Dependent on journalism for a livelihood, the Meynells edited briefly (1880) The Pen, which published essays by Tennyson, Browning, Rossetti, and Ruskin; the Catholic Weekly Register (1881-1895); and a monthly, Merry England (1883-1895). In addition to writing for these, Mrs. Meynell contributed to the Dublin Review (1906-1922), the Scots Observer, later the National Observer (1889-1894), and the Pall Mall Gazette, for which she wrote a weekly column (1894).

Most of her volumes of prose were collections of essays first published in periodicals. Among these are The Rhythm of Life (1893); The Colour of Life (1896); The Children (1897); The Spirit of Place (1899); Ceres’ Runaway (1909); Hearts of Controversy (1917); and Second Person Singular (1921). John Ruskin (1900), commissioned by a publisher, was written as a book. Poems, published posthumously in 1923, brought together the verse which had appeared in several earlier volumes.
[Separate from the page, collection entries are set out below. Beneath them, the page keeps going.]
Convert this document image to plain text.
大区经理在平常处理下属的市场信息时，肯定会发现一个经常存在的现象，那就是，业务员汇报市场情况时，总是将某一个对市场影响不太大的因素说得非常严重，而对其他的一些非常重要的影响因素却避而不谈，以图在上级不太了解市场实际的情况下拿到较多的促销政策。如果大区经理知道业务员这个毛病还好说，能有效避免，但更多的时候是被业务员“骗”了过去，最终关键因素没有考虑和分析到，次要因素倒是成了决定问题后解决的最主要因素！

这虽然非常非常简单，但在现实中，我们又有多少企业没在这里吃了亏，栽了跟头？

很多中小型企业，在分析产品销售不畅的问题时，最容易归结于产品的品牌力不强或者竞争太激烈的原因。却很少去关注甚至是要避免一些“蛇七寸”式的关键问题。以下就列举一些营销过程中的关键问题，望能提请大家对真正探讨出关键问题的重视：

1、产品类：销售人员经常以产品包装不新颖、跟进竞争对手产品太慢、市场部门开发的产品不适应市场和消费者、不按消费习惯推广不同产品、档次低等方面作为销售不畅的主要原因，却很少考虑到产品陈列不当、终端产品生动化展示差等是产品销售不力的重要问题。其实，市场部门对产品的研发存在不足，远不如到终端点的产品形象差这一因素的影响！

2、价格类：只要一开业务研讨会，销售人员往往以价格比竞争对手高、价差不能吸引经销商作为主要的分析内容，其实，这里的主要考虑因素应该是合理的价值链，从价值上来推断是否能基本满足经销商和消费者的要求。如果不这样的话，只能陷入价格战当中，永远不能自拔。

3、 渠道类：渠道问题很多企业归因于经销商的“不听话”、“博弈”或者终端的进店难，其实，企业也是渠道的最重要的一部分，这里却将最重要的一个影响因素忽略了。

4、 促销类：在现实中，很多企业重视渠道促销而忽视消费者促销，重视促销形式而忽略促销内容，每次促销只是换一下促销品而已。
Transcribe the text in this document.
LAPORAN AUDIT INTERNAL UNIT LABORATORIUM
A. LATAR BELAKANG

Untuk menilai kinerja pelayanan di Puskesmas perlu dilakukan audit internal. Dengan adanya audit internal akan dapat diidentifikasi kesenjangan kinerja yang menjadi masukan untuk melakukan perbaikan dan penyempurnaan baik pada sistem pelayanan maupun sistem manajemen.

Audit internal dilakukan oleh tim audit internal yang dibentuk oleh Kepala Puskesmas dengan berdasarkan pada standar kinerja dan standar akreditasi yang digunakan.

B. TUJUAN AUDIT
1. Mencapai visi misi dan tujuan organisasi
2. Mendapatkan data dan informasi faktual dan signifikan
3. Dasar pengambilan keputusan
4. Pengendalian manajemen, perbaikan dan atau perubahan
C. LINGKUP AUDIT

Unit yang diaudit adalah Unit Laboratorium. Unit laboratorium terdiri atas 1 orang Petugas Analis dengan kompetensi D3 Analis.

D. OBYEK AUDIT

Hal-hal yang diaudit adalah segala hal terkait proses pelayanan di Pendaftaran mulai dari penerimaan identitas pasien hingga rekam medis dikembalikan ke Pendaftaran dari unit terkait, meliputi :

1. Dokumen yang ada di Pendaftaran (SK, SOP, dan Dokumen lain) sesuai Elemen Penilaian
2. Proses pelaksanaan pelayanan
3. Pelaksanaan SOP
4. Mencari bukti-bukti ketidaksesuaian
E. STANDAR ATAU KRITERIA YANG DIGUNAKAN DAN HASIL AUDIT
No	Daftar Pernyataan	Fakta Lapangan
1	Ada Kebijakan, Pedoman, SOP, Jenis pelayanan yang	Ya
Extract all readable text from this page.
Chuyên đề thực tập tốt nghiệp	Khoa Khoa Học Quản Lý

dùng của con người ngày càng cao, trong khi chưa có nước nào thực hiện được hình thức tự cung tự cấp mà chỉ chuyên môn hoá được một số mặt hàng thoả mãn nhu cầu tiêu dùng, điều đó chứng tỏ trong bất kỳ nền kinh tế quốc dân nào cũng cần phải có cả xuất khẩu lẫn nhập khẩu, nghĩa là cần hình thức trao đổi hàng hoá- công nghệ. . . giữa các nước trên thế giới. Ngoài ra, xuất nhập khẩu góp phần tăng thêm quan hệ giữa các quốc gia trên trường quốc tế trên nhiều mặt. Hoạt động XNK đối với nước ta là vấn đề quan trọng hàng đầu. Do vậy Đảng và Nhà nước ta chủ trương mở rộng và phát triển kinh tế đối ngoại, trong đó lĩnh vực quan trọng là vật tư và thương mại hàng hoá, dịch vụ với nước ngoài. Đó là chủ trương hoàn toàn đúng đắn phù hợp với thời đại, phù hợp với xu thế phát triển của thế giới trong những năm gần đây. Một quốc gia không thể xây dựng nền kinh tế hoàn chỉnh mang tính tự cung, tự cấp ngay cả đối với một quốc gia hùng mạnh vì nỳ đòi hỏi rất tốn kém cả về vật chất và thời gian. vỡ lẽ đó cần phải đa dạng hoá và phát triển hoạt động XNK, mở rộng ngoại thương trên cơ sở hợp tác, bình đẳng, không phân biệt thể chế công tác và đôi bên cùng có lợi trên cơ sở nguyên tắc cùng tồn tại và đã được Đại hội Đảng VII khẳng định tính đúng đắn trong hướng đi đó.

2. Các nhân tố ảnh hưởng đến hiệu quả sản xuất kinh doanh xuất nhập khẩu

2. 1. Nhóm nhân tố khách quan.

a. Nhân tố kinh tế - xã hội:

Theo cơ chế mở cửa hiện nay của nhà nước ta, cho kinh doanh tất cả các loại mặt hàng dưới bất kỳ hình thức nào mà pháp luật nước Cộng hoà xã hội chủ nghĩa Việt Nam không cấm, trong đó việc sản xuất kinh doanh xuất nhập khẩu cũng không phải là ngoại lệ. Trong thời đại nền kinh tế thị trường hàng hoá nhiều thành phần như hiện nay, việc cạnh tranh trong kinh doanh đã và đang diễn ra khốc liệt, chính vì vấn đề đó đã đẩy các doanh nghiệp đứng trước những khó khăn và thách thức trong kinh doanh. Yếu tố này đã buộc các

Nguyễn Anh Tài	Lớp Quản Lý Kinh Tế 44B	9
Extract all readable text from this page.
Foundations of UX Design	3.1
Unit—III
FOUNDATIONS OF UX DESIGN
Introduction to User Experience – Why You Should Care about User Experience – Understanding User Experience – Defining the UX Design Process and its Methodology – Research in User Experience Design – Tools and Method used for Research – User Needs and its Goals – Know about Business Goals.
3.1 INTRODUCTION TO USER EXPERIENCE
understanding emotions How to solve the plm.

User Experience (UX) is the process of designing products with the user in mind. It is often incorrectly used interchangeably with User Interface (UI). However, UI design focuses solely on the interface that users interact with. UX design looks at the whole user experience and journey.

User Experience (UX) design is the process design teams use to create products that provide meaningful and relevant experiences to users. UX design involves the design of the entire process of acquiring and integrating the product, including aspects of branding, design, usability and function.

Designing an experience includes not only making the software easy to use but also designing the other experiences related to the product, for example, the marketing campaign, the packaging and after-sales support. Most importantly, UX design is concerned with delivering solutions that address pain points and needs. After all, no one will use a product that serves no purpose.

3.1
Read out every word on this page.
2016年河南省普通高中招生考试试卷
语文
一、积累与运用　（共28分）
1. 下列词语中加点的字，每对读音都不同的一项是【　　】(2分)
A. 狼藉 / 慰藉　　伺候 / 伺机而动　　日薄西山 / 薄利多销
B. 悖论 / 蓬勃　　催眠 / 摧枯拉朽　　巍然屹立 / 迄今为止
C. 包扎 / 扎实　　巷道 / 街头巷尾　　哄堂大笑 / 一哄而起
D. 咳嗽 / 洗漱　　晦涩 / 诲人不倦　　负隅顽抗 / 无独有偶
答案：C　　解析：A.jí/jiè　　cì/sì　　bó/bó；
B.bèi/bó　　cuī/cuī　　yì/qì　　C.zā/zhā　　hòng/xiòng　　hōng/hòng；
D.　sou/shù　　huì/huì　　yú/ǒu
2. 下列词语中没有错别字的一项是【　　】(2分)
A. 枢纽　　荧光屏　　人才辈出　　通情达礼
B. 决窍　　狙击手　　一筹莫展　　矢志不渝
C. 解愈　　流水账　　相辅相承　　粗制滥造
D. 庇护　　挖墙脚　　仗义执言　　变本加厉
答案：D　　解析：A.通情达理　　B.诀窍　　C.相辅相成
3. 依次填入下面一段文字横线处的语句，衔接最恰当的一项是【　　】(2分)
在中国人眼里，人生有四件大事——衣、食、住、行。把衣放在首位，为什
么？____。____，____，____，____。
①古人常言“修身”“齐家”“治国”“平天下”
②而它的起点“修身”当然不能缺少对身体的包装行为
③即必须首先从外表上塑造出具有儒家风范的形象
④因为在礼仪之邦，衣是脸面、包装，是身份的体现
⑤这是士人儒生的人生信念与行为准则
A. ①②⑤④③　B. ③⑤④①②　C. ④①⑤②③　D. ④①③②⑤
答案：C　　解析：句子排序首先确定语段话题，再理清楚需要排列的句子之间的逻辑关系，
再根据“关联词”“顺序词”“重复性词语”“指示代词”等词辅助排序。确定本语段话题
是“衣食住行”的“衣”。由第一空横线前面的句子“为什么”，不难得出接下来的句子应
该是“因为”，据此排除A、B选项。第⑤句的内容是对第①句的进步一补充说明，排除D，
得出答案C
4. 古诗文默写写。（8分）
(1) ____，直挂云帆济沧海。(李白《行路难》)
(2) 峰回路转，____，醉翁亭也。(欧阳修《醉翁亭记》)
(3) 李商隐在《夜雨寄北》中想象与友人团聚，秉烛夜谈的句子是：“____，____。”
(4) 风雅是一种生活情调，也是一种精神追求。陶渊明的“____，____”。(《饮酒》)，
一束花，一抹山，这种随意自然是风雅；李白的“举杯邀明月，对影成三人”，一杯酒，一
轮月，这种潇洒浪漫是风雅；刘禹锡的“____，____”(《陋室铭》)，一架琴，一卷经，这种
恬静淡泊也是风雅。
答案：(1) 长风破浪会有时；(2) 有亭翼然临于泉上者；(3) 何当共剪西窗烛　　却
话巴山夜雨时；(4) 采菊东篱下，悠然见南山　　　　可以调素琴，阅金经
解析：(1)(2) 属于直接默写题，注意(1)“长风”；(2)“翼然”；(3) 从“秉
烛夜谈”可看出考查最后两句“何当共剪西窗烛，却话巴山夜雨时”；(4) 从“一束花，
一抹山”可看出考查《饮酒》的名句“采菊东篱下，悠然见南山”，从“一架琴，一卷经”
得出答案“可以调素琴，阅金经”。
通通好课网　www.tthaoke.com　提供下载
The sensitive perception, freshness, and strength of her writing brought Alice Meynell many friends (Wilfrid Meynell asked to be introduced to her after reading one of her poems), and the Meynell home was a meeting place for the most celebrated writers in London. George Meredith was a close friend, and on the death of Lord Tennyson, Coventry Patmore proposed her for the laureateship of England. Her poetry reveals the same delicacy, the same mystic searching for the unseen world of the soul, that characterize the poems of her idols, Elizabeth Barrett Browning and Christina Rossetti.